The drug, which killed more than 70,600 Americans last year, continues to permeate American society, leaving a trail of damage. The Biden Administration and the DEA, the anti-narcotics agency, have raised the alarm in recent weeks due to the increase in cases and especially due to the proliferation of rainbow fentanyl, which is sold in various colors to attract the youngest.

At the end of August, agents from the Maricopa County Sheriff’s Office, in the state of Arizona, arrested two women, ages 26 and 19, who were carrying 850,000 fentanyl pills in two suitcases and had Phoenix as their destination. The arrest was made in the town of Gila Bend, a town 130 kilometers from the border with Mexico. A county prosecutor said then that this drug is being sold with colors “similar to those of candy”, a strategy of drug traffickers to hook the youngest.

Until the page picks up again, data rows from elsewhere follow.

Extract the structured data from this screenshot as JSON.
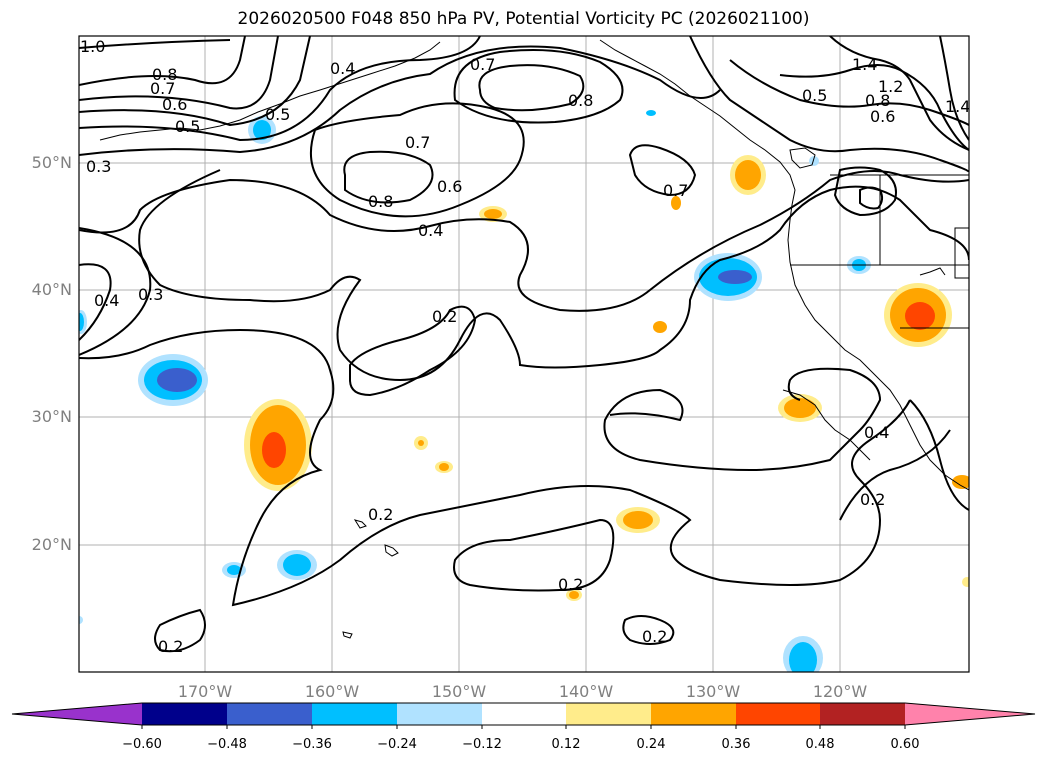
{
  "title": "2026020500 F048 850 hPa PV, Potential Vorticity PC (2026021100)",
  "lat_labels": [
    "50°N",
    "40°N",
    "30°N",
    "20°N"
  ],
  "lon_labels": [
    "170°W",
    "160°W",
    "150°W",
    "140°W",
    "130°W",
    "120°W"
  ],
  "colorbar": {
    "ticks": [
      "−0.60",
      "−0.48",
      "−0.36",
      "−0.24",
      "−0.12",
      "0.12",
      "0.24",
      "0.36",
      "0.48",
      "0.60"
    ],
    "colors": [
      "#9932cc",
      "#00008b",
      "#3a5fcd",
      "#00bfff",
      "#b0e2ff",
      "#ffffff",
      "#ffec8b",
      "#ffa500",
      "#ff4500",
      "#b22222",
      "#ff82ab"
    ]
  },
  "contour_labels": [
    "1.0",
    "0.8",
    "0.7",
    "0.6",
    "0.5",
    "0.4",
    "0.5",
    "0.3",
    "0.7",
    "0.8",
    "0.7",
    "0.8",
    "0.6",
    "0.4",
    "0.7",
    "0.5",
    "1.4",
    "1.2",
    "0.8",
    "0.6",
    "1.4",
    "0.4",
    "0.3",
    "0.2",
    "0.2",
    "0.2",
    "0.2",
    "0.2",
    "0.4",
    "0.2"
  ]
}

This Monday, Merrick Garland, the US Attorney General, blamed the Mexican cartels for this crisis. In a conference with the head of the DEA, Anne Milgram, the authorities have reported that they have investigated 390 cases related to the drug since the end of May and the beginning of September. Of these, 51 are about overdoses. 35 of these can be directly linked to shipments illegally introduced by the Jalisco Nueva Generación Cartel and the Sinaloa Cartel, the two largest criminal organizations in Mexico.